Not All Paper is Equal

I am not going to go into all of the different types of watercolor paper on the market as you can easily research that.  However, I will tell you what I have been using up until today.  I have been using mainly Winsor & Newton Cotman Gummed Water Colour Pad, 140lbs/300gsm, cold pressed/not grain.  I have also used Daler Rowney 140lbs/300gsm, not.  I have been buying what is available to me, but the only places near me that sell paper are The Range and HobbyCraft and they are not cheap.  140lb is the lightest weight paper I will work on as it really doesn’t buckle much and you don’t have to stretch it.  The W&N Cotman paper is quite sturdy, so if there is a little bit of crinkle, all I do is spray the back with clean water and place the painting face down on paper towels and put paper towels on the back and then cover it with a heavy book.  When it dries, the painting is flat as a pancake.  The W&N Cotman paper soaks up a lot of water.  So, when I am working wet on wet, I usually need to wet the paper a few times to get really nice washes.  Up until today, I wasn’t aware that Winsor & Newton also make Artists’ Watercolor paper.  I will need to buy some to see how different it is.

Today I used up my last A4 piece of Cotman 140lb paper.  I had purchased a pack of Bockingford Paper 140lb/not surface online as it was really cheap.  I paid just over £7 for 20 sheets of paper!  When working on another lesson today, I got very different results.

Irises-Watercolor on Paper-A4
Irises-Watercolor on Paper-A4

The painting on the left is the first one I did on the Cotman paper.  The painting on the right is the one completed on the Bockingford paper and is the type of paper that the artist has used in the book I am working from.  Both papers have a good stiffness with very little buckling.  They are both cold pressed, 140lbs, not surface.  But that is where the similarities end, as apart from the price, the Bockingford was very cheap in comparison as I got 2x the amount of paper for nearly the same price.  Also, the feel of the paper is very different.  The Cotman feels very smooth while the Bockingford is a little bit more rough.  For the painting on the left,  I worked from the lesson as the artist does – with a fully loaded wet brush.  Unfortunately, the paint just sinks in too quickly as I noticed when I painted the main flower petals.  It looks like a mess.  For the rest of the painting, I first wet the paper a couple of times before applying the paint and that seemed to work better.  I was still not able to get the paint to bleed the way I wanted.

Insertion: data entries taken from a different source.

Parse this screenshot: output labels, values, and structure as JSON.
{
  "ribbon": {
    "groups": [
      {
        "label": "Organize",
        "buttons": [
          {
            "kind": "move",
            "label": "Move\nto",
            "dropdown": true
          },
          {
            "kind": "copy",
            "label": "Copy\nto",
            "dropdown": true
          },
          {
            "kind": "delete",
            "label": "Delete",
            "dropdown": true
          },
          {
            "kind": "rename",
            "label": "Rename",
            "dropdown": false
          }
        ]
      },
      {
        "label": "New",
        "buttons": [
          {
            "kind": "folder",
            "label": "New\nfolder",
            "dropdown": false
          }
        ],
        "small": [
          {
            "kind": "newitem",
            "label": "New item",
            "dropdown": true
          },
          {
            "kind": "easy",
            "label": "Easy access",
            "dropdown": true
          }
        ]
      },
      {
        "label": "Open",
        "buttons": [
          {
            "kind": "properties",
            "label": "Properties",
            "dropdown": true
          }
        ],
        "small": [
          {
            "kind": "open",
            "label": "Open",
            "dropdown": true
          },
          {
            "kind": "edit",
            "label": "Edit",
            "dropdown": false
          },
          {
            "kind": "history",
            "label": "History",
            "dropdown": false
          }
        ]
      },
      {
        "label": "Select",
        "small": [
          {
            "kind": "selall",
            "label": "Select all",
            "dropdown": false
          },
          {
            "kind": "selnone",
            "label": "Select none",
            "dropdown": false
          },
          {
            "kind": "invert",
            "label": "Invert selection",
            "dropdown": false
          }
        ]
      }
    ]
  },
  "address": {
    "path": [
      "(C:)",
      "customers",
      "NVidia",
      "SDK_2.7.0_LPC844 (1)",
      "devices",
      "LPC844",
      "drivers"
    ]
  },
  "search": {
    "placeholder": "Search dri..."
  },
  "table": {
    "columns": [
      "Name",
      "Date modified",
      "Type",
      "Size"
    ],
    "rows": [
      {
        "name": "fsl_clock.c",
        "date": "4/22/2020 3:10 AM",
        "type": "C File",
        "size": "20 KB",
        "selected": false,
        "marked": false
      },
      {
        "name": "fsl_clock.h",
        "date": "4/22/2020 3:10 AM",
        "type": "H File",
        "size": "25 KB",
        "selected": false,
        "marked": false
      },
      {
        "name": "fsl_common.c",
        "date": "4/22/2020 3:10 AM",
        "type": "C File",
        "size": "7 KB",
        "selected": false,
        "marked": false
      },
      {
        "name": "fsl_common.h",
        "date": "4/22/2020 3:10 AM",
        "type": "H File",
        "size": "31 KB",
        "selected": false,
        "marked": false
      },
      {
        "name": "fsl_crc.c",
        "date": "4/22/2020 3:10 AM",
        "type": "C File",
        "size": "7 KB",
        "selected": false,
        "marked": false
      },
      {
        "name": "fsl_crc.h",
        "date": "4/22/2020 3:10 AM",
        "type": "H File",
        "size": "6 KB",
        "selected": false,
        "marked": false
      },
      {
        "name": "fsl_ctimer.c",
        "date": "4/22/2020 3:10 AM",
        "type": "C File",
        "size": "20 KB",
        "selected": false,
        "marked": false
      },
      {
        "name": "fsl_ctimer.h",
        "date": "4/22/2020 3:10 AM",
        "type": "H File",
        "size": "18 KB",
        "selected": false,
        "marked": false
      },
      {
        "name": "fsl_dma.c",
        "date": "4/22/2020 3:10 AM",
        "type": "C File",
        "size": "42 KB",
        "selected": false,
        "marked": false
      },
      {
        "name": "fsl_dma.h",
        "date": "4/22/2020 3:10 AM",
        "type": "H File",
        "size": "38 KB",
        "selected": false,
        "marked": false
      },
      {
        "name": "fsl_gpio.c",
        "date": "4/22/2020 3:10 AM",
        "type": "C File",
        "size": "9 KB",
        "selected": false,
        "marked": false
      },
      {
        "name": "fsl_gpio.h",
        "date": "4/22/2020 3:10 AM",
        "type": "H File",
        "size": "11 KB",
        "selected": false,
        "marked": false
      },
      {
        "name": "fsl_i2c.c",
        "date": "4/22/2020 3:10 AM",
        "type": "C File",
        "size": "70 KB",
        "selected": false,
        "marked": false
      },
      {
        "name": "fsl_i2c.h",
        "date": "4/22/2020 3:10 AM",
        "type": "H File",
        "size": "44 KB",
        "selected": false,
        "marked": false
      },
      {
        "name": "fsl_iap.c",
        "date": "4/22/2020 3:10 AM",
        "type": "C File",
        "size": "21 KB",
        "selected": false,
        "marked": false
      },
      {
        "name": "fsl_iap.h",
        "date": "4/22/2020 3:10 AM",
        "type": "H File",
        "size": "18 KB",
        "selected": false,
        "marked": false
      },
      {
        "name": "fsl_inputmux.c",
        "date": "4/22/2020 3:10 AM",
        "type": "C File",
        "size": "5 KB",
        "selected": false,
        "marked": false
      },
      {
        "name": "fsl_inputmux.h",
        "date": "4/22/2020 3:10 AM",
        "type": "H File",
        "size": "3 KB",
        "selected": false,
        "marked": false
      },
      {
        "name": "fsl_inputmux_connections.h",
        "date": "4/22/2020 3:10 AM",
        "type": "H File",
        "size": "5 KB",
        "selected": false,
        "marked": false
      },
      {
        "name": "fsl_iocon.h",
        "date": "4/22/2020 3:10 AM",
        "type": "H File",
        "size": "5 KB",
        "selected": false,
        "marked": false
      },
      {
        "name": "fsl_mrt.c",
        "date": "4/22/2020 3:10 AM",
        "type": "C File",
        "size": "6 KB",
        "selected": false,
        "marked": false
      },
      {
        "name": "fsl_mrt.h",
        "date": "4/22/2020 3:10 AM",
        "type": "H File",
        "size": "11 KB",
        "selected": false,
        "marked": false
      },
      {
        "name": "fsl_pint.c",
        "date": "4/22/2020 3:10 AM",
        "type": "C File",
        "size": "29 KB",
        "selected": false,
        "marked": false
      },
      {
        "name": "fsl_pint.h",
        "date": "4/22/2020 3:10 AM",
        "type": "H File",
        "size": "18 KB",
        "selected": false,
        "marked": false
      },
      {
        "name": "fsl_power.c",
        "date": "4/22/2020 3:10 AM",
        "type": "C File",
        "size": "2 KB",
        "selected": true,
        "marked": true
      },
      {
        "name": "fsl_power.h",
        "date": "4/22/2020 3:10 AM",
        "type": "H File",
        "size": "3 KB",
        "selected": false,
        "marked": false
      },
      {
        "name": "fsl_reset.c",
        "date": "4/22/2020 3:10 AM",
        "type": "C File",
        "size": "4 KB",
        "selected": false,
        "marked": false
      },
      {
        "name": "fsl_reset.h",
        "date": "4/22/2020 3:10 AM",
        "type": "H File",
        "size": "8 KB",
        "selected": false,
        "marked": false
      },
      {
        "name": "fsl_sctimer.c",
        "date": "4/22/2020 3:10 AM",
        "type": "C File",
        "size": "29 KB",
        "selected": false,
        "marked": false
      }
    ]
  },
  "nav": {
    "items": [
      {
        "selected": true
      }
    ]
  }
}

The painting on the right was painted on the Bockingford paper.  Because I had a disaster with the paint previously, I started the main petals by painting them with water first.  The water just seemed to sit there, so I took some off with a paper towel and applied the paint.  I also used a new color.  Instead of using Quinacridone Magenta, I used Rose of Ultramarine (it is my new favorite!)  I also used a bit of wax on the leaves as a resist as I couldn’t scrape out white lines on the leaves.  I should have done one in the middle with the wax, but I wasn’t sure how it was going to look.  I know for next time.  With this paper, it wasn’t really necessary to wet every section before painting as the paint did eventually do what it was supposed to.  I only touched up one small segment as the color wasn’t bright enough, otherwise this was it.  As you can see, there are no backruns or too many hard edges.

I used a watersoluble pen on the painting on the left and decided not to for the one on the right.  The lines on the leaves were created with a spatula, some details were painted in and in the painting on the right, the edges around the petals were created by the paint, so drawing lines wasn’t really necessary.


I think this is my favorite so far and am looking forward to seeing if changing my paper has really made a difference.